Als Bestandteil der Superoxiddismutase, weist Zink ebenfalls indirekt eine antioxidative Wirkung auf. Auch zu Zink und Neurodermitis gibt es eine kontroverse Studienlage. Erklärung hierfür könnte sein, dass nur Patienten mit einem Zinkmangel oder suboptimalem Zink-Spiegel von der Gabe von Zink profitieren. Es ist dennoch ein unersetzliches Mineral für die Wundheilung und wird in orthomolekularen Lehrbüchern für die Neurodermitis-Therapie empfohlen.

Fazit

Überraschend war die relativ spärliche Datenlage zu GLA, Selen und Zink, aber die dafür relativ gute Datenlage zu Vitamin D und Omega-3-Fettsäuren. Hinsichtlich der Studienlage sollte die Gabe von GLA, Selen und Zink weitaus kritischer, differenzierter sowie individualisierter betrachtet werden. Das bedeutet, eine Behandlung sollte (auch bei Vitamin D und Omega-3-Fettsäuren) an den individuellen Blutspiegel angepasst werden.

Anschließend sollte nach drei Monaten eine Kontrolle erfolgen, die Dosis angepasst werden und das so lange, bis optimale Werte erreicht werden. Mit einer solchen Therapie kann ich befriedigende Ergebnisse bei meinen Patienten feststellen, wie die folgenden Kasuistik veranschaulicht.

Kasuistik einer 36-jährigen Frau mit Neurodermitis

Meine Patientin hatte mittelschwere bis schwere Neurodermitis bereits seit ihrem 13. Lebensjahr. Besonders auf Grund ihrer befallenen und trockenen Gesichtshaut zog sie sich zeitweise sogar von sozialen Aktivitäten zurück.

Ich ließ die oben erwähnten Nährstoffe in ihrem Blut messen:

  • Vitamin D: Der Vitamin D-Spiegel war ungewöhnlich niedrig
  • Omega-3-Fettsäuren: Die pflanzliche Omega-3-Fettsäure ALA war in akzeptabler Menge vorhanden. Die marine Omega-3-Fettsäure EPA, die entzündungshemmend wirkt, war deutlich niedriger als in der „Normalbevölkerung“ (einmal wöchentlich Verzehr von Fisch). Im Vergleich zum Referenzwert war der GLA-Wert sehr niedrig. Dies weist deutlich auf einen Delta-6-Desaturasemangel hin.
  • Selen: Der Selen-Wert war hinsichtlich des Optimalwerts für Entzündungsprozesse zu gering.
  • Zink: Ausschließlich Zink lag in einem akzeptablen Normbereich.

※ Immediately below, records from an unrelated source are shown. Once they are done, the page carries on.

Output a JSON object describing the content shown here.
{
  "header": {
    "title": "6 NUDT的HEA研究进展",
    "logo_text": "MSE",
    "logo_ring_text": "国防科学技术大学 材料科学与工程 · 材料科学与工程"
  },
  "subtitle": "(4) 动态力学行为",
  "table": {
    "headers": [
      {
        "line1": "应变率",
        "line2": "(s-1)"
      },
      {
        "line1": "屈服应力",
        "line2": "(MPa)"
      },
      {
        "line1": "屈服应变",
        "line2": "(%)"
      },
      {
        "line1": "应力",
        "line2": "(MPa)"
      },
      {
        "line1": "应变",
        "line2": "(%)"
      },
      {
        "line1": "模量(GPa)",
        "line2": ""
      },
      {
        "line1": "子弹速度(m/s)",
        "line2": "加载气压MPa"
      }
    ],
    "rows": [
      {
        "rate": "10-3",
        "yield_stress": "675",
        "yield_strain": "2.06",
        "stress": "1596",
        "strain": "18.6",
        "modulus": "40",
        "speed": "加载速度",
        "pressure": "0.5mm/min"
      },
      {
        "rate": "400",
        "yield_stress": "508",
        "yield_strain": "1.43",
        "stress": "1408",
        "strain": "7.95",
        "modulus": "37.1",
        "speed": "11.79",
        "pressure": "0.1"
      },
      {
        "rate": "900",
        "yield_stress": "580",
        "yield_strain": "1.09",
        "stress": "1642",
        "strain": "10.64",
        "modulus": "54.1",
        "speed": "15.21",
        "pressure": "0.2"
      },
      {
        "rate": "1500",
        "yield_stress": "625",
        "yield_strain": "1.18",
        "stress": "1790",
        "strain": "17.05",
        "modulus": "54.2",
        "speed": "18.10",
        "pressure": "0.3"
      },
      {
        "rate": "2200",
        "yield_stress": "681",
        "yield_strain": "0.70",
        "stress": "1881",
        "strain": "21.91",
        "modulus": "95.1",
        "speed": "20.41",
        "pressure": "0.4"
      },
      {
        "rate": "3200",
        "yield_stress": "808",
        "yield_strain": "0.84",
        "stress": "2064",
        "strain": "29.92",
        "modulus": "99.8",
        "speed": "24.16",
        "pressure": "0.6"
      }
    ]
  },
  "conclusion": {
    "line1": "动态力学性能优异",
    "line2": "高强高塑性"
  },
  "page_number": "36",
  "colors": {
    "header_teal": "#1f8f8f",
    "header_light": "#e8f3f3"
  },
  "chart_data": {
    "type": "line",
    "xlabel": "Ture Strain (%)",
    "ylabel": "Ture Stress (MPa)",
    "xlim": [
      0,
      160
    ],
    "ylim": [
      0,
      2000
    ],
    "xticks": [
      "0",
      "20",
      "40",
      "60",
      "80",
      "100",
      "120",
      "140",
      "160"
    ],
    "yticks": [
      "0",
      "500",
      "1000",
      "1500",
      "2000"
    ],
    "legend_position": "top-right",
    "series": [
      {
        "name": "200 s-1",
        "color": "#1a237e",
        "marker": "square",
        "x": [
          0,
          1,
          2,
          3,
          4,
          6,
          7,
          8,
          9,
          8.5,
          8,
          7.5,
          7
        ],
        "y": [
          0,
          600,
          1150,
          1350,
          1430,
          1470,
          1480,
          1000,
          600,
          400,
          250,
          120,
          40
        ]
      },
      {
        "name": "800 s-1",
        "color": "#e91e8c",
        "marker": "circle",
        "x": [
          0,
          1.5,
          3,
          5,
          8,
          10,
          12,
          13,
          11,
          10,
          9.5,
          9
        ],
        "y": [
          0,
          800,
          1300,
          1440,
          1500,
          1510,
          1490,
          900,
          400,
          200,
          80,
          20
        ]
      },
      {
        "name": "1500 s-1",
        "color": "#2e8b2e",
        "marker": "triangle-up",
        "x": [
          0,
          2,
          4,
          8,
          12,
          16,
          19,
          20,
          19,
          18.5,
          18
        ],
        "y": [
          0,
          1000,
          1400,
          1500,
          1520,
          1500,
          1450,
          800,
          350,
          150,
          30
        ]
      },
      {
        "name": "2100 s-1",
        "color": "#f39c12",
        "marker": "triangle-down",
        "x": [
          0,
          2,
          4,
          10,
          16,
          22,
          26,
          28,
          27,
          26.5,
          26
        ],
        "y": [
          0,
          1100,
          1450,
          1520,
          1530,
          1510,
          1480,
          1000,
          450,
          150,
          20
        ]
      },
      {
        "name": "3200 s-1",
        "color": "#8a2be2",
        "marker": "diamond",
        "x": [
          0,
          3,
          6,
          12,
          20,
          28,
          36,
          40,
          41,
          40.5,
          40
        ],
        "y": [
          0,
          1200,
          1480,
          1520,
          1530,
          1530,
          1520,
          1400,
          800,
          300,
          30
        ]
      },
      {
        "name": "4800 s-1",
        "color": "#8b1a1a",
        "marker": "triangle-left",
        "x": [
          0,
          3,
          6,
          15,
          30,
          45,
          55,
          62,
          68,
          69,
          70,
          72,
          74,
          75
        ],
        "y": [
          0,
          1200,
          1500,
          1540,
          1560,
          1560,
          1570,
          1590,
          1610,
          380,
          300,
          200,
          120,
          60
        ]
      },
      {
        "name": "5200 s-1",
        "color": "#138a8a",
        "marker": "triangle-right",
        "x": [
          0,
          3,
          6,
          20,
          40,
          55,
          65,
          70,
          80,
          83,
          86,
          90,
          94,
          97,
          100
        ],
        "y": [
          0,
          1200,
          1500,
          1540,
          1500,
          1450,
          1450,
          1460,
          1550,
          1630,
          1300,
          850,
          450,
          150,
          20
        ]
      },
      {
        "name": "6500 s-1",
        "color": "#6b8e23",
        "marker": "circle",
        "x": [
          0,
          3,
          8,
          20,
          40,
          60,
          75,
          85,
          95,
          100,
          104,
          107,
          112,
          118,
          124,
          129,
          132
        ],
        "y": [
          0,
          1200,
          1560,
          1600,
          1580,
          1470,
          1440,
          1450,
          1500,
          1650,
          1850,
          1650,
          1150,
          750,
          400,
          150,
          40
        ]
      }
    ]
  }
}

Auf Grund dieser Laborergebnisse nahm die Patientin nun täglich 2 g reine Omega-3-Fettsäuren, 1 g GLA, 4.000 IE Vitamin D und 100 ng Selen ein. Die Omega-3-Fettsäuren verabreiche ich seit mehreren Jahren in Form eines flüssigen qualitativ hochwertigen Fischöls. Innerhalb von drei Monaten hatte sich die Haut deutlich gebessert und der AA/EPA-Quotient, Vitamin D und Selen lagen im Optimalbereich, nahezu auch EPA und GLA. Die Therapie wurde daraufhin fortgeführt und die Patientin benötigte keinerlei weitere Behandlung meinerseits.

Ein Jahr später begegnete ich zufällig meiner ehemaligen Patientin. Sie berichtete glücklich über ihre entzündungsfreie Haut, die sie so seit Jahrzehnten nicht mehr erlebt hatte.